Tuesday, January 8, 2013

The Flag Bearer Or Porta Bandeira Element in the Carnival of Brazil

In this article, we will describe a marvelous element within the parades and Brazilian Carnaval festivity: the "Porta-bandeira", pronounced (porta bandayeera) and translated here to Flag-Bearer. Below, you will understand why this magnetic parades figure is able to symbolize the essence and honor of the Carnaval culture. The porta-Bandeira, along with the Mestre-Sala figure, can definitely represent the highest distinction to individuals who have devoted their career and lives to Carnaval and Samba in Brazil.

First, let us take a look at some of the main functions, attributes and characteristics of the "Porta-Bandeira" which in brief, has the delicate task to present to samba enthusiasts and judging panel, the Samba-Schools banner during an official carnival parade. For the benefit of new samba fan readers, lets us first recall what is a samba-school banner. Each samba-school (just like any country) has a flag which ultimately symbolizes itself in rehearsals, official events and the parade. (The flag - bandeira in Portuguese, is also sometimes referred to as Pavilho, in Portuguese). As an example, traditional Mangueira Samba-School has a green and pink colored looking flag, with its full name "Primeira de Mangueira" written on it.

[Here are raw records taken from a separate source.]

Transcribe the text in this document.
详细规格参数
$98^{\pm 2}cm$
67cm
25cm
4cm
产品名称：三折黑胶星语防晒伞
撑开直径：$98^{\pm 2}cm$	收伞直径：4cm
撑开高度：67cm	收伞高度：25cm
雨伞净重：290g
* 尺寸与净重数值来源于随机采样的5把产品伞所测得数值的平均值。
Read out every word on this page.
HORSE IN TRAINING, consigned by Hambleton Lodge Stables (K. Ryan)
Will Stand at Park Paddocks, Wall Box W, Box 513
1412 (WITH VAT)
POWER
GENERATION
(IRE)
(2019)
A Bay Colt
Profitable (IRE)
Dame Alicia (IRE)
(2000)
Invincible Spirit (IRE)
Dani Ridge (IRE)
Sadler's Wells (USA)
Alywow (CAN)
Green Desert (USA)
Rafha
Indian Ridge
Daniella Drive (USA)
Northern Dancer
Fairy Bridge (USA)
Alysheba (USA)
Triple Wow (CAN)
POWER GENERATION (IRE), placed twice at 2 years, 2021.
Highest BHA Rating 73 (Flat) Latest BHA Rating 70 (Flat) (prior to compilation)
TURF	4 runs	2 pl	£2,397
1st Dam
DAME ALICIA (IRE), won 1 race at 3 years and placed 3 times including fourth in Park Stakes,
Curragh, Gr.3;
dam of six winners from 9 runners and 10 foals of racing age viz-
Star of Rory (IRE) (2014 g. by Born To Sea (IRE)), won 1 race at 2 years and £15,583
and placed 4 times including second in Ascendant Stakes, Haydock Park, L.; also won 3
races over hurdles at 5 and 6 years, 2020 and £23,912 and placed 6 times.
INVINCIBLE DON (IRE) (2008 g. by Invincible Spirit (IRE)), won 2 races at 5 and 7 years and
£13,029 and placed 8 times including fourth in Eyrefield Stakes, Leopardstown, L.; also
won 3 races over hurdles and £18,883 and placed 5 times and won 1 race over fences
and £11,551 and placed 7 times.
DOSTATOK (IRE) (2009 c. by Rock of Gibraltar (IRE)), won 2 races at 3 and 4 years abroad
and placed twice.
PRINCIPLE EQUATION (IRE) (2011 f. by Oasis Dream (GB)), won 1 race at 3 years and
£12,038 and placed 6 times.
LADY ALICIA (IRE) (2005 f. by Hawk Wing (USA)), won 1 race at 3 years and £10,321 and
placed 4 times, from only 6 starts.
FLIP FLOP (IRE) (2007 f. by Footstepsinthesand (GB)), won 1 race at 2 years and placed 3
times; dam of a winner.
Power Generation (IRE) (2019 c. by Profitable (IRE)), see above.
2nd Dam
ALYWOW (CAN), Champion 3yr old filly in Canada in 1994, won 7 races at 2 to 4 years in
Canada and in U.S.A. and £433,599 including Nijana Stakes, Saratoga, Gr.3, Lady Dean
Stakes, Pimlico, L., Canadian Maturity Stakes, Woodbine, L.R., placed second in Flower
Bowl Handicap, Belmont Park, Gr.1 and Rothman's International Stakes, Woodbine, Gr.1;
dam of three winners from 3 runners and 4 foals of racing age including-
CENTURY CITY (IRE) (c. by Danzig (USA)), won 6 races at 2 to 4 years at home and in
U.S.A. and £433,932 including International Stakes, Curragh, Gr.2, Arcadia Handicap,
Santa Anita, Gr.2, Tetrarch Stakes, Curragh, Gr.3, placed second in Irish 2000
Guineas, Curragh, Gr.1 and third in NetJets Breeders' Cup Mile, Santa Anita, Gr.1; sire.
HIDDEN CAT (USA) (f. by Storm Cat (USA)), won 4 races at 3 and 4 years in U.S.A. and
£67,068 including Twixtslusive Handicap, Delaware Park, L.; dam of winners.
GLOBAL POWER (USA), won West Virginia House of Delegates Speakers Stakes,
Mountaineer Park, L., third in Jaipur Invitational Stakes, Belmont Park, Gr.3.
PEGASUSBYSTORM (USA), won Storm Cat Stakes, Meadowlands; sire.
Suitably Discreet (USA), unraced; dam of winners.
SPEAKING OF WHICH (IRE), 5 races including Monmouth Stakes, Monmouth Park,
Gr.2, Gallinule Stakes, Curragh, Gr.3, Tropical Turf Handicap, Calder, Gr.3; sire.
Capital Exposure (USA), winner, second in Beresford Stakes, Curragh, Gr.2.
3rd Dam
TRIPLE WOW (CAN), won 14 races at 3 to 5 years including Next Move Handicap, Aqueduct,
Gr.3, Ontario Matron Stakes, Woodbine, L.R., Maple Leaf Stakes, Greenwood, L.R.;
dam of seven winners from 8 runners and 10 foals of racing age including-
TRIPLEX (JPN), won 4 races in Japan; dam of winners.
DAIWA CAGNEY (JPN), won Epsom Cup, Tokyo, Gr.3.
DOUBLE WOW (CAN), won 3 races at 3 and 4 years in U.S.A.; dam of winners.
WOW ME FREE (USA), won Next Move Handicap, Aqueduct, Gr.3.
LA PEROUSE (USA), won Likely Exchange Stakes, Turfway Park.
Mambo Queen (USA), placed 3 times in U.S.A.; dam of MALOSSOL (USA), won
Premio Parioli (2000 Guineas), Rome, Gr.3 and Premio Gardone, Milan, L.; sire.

During every carnaval contest in Brazil, each samba-school must obligatorily have a person which will carry its banner during the official carnaval parade in February /March. This person (woman by definition) is the Flag-Bearer. The Porta-bandeiras specific duty is then to wave and swirl the samba-school banner in graceful but determined way through the runway, while the Mestre-Sala, her escort, offers 'protection'.

The "Porta-Bandeira element" is a class of its own in a samba-school parade. She is the focus point, the icon figure where everyone looks upon (and certainly never forgets). The first major differentiating aspect of a Flag-bearer amongst other samba dancers / elements in a carnaval parade is her dressing. The Flag-bearer has extremely exuberant and luxurious Carnaval costumes. Sometimes a single flag-bearer costume can cost up to US$ 40,000. In terms of carnaval costumes, the area where carnaval directors invest the greatest amount of money, time and detail, is surely the Porta-Bandeira. They definitely want to impress and show how the samba-school is not economical. The logic behind is that if the general look of the Porta-bandeira is impoverished, second-grade, this could be a synonym that the samba-school is also deficient, below par. In exchange, if the Flag-bearer costume is extremely glamorously done, with precious items etc; the samba-school would be prosperous too. The wealthier the samba school, greater is the investment done in the development and creation of this specific costume in a parade.

Another distinguishing point to observe in Porta-Bandeira (but also the Mestre-Sala); is the fact she does not dance the traditional samba-dance, but perform a smooth ballet-kind of choreography at the parade. As some samba-dance experts' note: "As example, they spin around each other in systematic swirls combined with elegant gestures." During the official parade, the Flag-bearer earns points for her lightness, grace and presumptuous attitude. The Flag-Bearer must carry the banner all through the parade, which in Rio de Janeiro lasts for 90 minutes. Also, the Flag-Bearer kisses the Samba-Schools Flag a few times during a parade, in a sign of honor and pride for being the fundamental representation of the samba-school. All of this ritual though, would be incomplete without the presence of the second element we will describe here: the Mestre-Sala, or Samba-Host.

Both "porta-bandeira" / mestre-sala roles in the carnival culture can really mean the top of a career and life devoted to samba. Most couples you see at Rio de Janeiro and So Paulo carnaval parades have probably been dancing and practicing samba for at least 15-20 years. They usually start practicing for that specific function very young, at the ages of 8-10 years and gradually move up the samba-school hierarchy. Many of them are direct descendants of the true founders of carnaval and samba in Brazil. The couples develop their skills and experience, hoping one day to belong to become the "couple number 1", from one of the 12 most important samba-schools of Rio. The achievement of these positions would naturally bring them fame and glory.